A few weeks ago I wrote about the process of taking a storage appliance from a stark metal chassis and its installer CD to the guts of its embedded operating system. I can understand if you’re left wondering why being left with a huge blob of code inspires positive emotions. “Are you really going to read all that? Isn’t it a huge waste of time?”

Well, yes and no.

So I’m going to revise and extend Ilfak’s comments: another important goal of reverse engineering is to gain insight about the topology of a program: what are its entry points, what are the broad strokes of its functionality?

This goal requires neither precision nor fidelity. I’m not working to reconstitute the blueprints (though sometimes I wind up with them); I’m trying to get a sense of the schematic, and I can often get it without reading more than a few instructions in any given function:

• is there really cryptographic authentication happening here, like the RFC claims, or is that stubbed out “until a future release”?
• which of the bytes in this proprietary protocol represent the command word? what are the available commands?
• if X is the function that handles incoming packets, Y is the function that decides whether my password is valid, and Z is the function that lowers the cooling rods, what does the landscape between X, Y, and Z look like? how likely is it that I can skip Y?

When you luck out and get a symbol table (and you often do), you can answer lots of questions like these just from the call graph, no assembly required.

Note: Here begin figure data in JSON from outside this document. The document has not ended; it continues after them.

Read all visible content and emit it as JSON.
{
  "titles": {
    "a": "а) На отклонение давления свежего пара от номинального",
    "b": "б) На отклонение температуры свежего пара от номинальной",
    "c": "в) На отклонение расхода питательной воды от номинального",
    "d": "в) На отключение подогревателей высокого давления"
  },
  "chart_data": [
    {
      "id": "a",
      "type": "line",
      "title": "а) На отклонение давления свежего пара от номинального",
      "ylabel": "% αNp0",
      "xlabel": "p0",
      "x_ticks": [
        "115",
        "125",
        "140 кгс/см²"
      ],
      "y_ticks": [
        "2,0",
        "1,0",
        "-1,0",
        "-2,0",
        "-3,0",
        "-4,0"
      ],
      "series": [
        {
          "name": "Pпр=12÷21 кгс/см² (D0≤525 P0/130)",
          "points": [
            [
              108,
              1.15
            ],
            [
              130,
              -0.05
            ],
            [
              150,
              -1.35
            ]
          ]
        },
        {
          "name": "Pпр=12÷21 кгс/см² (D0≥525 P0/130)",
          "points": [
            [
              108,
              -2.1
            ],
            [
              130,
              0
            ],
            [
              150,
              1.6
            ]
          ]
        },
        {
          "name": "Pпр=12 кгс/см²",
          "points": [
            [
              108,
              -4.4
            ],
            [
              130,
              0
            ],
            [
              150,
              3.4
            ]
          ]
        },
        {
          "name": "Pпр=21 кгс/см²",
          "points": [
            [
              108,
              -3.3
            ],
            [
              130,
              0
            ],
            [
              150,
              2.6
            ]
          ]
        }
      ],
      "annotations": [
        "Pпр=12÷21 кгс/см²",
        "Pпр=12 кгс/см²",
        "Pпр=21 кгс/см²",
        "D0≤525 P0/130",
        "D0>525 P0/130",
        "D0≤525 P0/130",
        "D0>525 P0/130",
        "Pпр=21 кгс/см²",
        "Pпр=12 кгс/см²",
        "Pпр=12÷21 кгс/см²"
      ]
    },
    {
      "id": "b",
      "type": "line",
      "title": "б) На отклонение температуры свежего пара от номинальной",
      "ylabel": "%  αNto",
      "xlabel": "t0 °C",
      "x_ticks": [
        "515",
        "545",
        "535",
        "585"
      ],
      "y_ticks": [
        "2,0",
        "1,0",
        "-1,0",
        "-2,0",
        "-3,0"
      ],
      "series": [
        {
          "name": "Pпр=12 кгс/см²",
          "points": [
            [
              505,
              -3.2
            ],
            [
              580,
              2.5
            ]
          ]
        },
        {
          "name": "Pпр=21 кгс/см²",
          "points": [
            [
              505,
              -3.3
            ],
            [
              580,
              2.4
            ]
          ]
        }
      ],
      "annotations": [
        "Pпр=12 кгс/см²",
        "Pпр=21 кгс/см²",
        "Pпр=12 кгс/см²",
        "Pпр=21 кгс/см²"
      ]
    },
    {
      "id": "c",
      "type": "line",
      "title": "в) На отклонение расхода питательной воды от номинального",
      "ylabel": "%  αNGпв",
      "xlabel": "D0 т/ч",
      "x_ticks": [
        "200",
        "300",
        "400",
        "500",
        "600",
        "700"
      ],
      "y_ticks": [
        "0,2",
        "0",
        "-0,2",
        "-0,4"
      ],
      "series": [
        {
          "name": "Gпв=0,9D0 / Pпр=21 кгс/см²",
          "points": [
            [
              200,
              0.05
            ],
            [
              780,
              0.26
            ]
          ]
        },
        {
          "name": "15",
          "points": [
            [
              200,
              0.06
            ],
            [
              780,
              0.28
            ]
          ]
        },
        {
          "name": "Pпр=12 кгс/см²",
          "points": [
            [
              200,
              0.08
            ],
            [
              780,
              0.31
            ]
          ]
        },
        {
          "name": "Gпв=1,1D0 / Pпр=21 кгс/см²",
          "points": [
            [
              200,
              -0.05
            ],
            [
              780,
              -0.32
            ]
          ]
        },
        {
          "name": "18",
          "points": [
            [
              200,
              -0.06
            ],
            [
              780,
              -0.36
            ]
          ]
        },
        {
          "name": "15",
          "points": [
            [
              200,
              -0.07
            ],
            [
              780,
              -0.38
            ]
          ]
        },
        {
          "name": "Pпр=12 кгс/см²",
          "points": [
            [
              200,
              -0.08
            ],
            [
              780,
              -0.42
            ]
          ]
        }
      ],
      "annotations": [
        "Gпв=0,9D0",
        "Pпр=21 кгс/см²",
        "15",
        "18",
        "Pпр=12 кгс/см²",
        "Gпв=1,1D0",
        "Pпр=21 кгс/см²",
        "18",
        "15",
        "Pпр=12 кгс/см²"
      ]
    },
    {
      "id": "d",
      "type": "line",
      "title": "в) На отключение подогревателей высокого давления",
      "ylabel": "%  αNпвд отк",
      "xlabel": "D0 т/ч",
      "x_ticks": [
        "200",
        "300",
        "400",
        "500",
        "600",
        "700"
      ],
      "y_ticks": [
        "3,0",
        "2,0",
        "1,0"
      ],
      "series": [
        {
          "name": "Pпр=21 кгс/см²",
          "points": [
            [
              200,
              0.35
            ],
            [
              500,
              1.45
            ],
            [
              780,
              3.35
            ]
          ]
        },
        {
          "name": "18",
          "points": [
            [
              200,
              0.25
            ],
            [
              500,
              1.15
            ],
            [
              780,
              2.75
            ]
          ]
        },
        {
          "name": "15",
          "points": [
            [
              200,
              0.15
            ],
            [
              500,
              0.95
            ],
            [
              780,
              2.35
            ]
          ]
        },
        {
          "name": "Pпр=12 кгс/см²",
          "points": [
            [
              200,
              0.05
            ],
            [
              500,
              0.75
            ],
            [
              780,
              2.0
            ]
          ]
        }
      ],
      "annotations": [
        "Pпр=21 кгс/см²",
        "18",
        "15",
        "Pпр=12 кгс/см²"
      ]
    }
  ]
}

I just read Mike Perry and Nasko Oskov’s Reverse Engineering book on the web. It’s incomplete, but good. What I liked best about it was the attempt at covering techniques besides disassembly. Part of what makes “superficial disassembly” effective for me is the ability to augment the code with active probing.

This is the area where the book needs the most work, but also where the most potential is. Some techniques the book misses:

• Fuzzing. I’m not a huge fan of fuzzing applications to find vulnerabilities. But in reversing scenarios, random inputs reveal the surface of an application like a sonar chirp.
• Hit tracing, like Pedram Amini’s Process Stalker or OllyDbg. In tandem with a “known good” input, hit traces allow you to use traffic generators like a lockpick; the pins are at the shear line when the trace for artificial traffic matches that of the good traffic.
• Logs! The logs themselves are helpful, sure, but they’re even more useful as signposts inside the code —- the string “bad command word %.2x” pinpoints the most important region of the call graph for me.

Appliances and internal applications are incredibly bad. Nobody can look at the squirming ick underneath the rock that is a typical CORBA application and doubt that Microsoft is getting value out of the attention they’re paying to security: it’s still 1993 out there for applications that don’t sit in front of a firewall or ship with a Dell desktop. In virtually every case, a workable understanding of the protocol in play is a game-over condition for internal applications. I don’t need to reverse engineer back to compilable source; I could probably get away with reversing to header files.